More than 1,100 WPS workers affected by government breach
More than 1,100 current and former WPS Health Solutions workers are receiving notices this month that their personal information was exposed in the federal government’s massive data breach earlier this year. The information that was exposed included Social Security numbers, dates and places of birth, and addresses.
A company spokesman confirmed that anyone currently or formerly at WPS who had a background check completed by the Office of Personnel Management in 2000 or later is affected by the cyberattack on the OPM database.
“Oh, it is stressful knowing that this information is out to a third party, that the information was in the federal government database and it now is in the hands of other individuals or another country. This is going to be in our minds for a long time,” said Chris Morey, a former WPS employee who received a letter from OPM informing him his information had been taken.
WPS serves as a contractor for the Department of Defense for military health claims, which requires many of its staff members to undergo federal background checks before they’re hired.

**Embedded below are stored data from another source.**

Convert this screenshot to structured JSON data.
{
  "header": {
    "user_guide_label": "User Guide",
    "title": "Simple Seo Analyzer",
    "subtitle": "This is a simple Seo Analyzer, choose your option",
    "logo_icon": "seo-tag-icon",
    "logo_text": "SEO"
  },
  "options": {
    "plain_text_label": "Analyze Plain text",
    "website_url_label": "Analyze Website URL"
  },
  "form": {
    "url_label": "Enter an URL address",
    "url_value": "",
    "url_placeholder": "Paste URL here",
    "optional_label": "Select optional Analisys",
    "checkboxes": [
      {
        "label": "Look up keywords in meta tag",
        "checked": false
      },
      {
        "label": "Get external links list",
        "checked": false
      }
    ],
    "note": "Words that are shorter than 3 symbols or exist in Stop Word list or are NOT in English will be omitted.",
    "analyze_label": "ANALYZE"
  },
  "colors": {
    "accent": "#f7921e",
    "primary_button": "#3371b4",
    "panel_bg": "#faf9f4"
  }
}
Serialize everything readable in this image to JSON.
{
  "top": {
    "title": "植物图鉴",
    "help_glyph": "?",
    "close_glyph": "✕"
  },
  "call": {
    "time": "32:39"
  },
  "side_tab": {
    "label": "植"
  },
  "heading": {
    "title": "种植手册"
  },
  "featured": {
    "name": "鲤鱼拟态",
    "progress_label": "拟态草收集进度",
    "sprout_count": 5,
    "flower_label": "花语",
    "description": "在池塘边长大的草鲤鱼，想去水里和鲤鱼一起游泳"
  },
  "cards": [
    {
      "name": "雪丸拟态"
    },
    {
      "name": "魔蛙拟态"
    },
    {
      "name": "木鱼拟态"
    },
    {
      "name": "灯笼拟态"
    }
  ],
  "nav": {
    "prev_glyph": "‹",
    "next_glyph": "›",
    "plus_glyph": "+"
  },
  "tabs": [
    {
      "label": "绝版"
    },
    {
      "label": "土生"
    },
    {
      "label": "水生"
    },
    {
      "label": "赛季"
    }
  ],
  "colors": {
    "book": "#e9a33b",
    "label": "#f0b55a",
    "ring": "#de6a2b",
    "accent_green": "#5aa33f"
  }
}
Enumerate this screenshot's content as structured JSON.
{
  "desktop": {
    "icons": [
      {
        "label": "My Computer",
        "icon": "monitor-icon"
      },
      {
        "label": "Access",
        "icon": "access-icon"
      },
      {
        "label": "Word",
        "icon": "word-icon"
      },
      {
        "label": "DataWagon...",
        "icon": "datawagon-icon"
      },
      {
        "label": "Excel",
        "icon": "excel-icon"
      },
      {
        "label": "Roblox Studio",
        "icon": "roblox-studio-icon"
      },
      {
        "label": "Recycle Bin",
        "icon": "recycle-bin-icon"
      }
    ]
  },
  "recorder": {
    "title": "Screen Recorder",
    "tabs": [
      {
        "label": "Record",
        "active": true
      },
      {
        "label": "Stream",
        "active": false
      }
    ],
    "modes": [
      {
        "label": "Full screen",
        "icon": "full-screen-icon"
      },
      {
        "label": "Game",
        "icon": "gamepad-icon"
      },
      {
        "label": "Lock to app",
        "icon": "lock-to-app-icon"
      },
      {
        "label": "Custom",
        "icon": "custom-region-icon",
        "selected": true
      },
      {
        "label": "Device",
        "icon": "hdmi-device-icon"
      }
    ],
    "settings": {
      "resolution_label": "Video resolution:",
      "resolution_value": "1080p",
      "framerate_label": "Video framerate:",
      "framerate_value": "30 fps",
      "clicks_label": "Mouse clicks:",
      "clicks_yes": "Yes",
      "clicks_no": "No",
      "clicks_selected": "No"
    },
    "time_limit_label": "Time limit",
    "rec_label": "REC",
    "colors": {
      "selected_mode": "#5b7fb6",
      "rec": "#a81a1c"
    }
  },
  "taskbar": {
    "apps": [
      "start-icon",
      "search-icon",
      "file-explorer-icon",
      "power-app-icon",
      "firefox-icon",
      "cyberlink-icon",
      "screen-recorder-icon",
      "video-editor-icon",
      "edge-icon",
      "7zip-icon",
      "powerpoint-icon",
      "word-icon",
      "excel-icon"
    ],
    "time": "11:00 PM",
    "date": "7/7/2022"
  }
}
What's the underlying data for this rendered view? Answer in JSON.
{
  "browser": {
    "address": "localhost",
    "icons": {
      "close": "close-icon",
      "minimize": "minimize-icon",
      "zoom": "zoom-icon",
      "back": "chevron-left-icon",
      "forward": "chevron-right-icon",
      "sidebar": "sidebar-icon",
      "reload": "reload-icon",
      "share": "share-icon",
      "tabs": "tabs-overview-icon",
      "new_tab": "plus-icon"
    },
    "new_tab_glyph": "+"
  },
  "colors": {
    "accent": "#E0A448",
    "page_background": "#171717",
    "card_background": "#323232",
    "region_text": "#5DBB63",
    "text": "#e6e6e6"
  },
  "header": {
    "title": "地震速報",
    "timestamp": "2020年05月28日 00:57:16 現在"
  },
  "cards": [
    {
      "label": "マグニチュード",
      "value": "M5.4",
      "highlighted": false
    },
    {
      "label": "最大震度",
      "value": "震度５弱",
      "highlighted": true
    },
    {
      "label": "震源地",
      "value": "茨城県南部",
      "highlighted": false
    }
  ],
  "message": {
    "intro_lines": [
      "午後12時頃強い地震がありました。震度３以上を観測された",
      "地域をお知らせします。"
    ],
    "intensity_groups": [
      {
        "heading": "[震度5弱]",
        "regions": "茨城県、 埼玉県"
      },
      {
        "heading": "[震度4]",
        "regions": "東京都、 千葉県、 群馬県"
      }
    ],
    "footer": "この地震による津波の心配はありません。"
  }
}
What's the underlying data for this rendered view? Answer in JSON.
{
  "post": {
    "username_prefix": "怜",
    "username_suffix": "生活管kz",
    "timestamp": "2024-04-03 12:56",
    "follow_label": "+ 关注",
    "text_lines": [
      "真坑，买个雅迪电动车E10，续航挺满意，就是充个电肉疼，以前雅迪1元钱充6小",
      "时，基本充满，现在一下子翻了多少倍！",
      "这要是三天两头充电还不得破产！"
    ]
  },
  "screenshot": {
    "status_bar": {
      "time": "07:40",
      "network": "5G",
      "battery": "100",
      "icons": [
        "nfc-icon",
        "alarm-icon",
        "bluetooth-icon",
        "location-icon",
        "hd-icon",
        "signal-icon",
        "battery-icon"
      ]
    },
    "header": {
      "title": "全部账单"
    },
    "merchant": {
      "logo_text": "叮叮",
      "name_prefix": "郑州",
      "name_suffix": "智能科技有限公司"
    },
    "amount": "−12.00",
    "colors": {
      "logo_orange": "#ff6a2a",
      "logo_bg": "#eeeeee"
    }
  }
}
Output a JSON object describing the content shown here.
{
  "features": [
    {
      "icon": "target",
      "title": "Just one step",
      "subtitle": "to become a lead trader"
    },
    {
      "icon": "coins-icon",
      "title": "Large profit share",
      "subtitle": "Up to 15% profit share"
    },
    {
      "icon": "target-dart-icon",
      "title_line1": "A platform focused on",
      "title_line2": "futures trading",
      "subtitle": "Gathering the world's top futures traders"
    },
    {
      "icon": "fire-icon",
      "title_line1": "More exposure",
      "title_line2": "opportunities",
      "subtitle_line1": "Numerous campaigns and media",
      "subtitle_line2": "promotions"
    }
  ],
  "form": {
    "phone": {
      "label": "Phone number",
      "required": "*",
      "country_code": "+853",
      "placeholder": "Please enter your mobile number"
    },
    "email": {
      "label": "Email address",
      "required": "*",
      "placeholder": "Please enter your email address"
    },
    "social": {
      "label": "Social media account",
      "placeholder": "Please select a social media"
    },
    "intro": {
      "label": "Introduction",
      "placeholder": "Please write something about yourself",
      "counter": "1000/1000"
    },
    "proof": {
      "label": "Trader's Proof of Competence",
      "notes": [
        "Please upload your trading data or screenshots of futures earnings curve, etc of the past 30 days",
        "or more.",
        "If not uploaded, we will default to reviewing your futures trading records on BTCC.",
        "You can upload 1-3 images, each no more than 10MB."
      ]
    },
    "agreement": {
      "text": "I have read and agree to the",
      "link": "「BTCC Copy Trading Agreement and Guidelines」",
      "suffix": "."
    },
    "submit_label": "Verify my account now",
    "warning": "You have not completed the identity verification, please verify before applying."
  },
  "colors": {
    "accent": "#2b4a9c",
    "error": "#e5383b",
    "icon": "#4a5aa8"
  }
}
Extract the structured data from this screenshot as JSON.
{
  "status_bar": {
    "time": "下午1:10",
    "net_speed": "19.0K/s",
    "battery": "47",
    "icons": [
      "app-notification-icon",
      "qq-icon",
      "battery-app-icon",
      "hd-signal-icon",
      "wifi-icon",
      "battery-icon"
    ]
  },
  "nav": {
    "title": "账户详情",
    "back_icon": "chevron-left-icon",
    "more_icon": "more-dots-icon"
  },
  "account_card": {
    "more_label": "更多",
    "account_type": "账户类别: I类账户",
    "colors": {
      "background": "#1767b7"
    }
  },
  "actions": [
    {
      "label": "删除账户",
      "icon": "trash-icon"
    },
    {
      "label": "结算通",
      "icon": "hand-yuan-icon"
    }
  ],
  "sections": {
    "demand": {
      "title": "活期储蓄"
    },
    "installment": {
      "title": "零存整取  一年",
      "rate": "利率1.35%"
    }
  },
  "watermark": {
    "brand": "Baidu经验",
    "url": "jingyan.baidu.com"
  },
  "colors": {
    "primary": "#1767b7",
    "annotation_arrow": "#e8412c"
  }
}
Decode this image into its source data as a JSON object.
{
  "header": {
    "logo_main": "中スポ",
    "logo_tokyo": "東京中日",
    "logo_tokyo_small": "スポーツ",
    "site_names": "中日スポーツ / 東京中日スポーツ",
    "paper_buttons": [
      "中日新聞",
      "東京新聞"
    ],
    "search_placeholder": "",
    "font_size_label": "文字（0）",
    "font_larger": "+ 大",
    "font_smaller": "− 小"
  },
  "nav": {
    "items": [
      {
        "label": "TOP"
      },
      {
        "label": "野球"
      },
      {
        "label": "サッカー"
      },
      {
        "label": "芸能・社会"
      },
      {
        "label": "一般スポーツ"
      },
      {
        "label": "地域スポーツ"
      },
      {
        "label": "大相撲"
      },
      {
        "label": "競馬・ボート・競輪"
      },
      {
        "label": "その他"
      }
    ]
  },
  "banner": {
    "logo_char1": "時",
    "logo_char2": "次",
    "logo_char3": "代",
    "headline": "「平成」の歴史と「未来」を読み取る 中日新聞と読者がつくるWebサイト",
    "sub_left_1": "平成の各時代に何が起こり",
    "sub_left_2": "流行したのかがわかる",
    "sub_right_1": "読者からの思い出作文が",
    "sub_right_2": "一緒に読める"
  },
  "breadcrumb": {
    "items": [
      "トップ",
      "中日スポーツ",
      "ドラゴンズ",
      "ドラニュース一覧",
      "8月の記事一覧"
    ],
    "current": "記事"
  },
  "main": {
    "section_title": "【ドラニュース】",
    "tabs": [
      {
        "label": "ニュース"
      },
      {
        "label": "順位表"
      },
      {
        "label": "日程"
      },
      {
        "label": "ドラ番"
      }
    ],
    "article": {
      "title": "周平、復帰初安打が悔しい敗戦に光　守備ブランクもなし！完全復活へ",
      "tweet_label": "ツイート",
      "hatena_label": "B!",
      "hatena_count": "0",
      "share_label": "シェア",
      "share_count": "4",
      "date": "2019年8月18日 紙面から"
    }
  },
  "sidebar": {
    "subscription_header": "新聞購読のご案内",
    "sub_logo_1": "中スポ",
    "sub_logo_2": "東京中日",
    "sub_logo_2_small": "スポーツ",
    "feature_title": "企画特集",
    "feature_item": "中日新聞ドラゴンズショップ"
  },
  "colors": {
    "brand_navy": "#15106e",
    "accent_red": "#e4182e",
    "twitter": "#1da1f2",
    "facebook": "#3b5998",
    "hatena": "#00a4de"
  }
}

“As someone whose data was stolen as part of this breach, I want to emphasize that the OPM data breaches did not affect any internal personal records at WPS,” said Mark Schafer, senior director of enterprise IT security at WPS. “Our internal systems were not compromised.”
In a statement to News 3, Schafer said the company had been “proactive in notifying employees about the federal data breach” since June. It posted numerous articles on its internal website and alerted workers about the identity protection services offered by the federal government at no charge to those affected by the breach. He also said WPS warned its employees not to mistake the OPM letter offering free credit monitoring services for the next three years as junk mail.
However, the company did not notify former workers who have also been receiving the letters from OPM alerting them to what happened. The information of spouses and dependent children, which may have been listed on background investigation forms, was also compromised, making the number of people affected by the breach who are or were connected with WPS more than the 1,150 currently estimated by the company.
“The credit reporting, if this company is correct, I believe they will do credit reporting for three years. OK, well after three years the information is still out there in the public or with whoever has it. So what happens after three years?” Morey said.
Mike Masino, an information security expert with Madison College, said the breadth of the information taken will require enhanced monitoring.
“With this you really have to go a lot more in-depth with what you are going to do to defend yourself because now they’ve got all the information needed to get loans and take money out of accounts and all of that. They know all that information about you,” Masino said.
The federal government has said that the Social Security numbers of more than 21 million people were stolen in the cyberattack.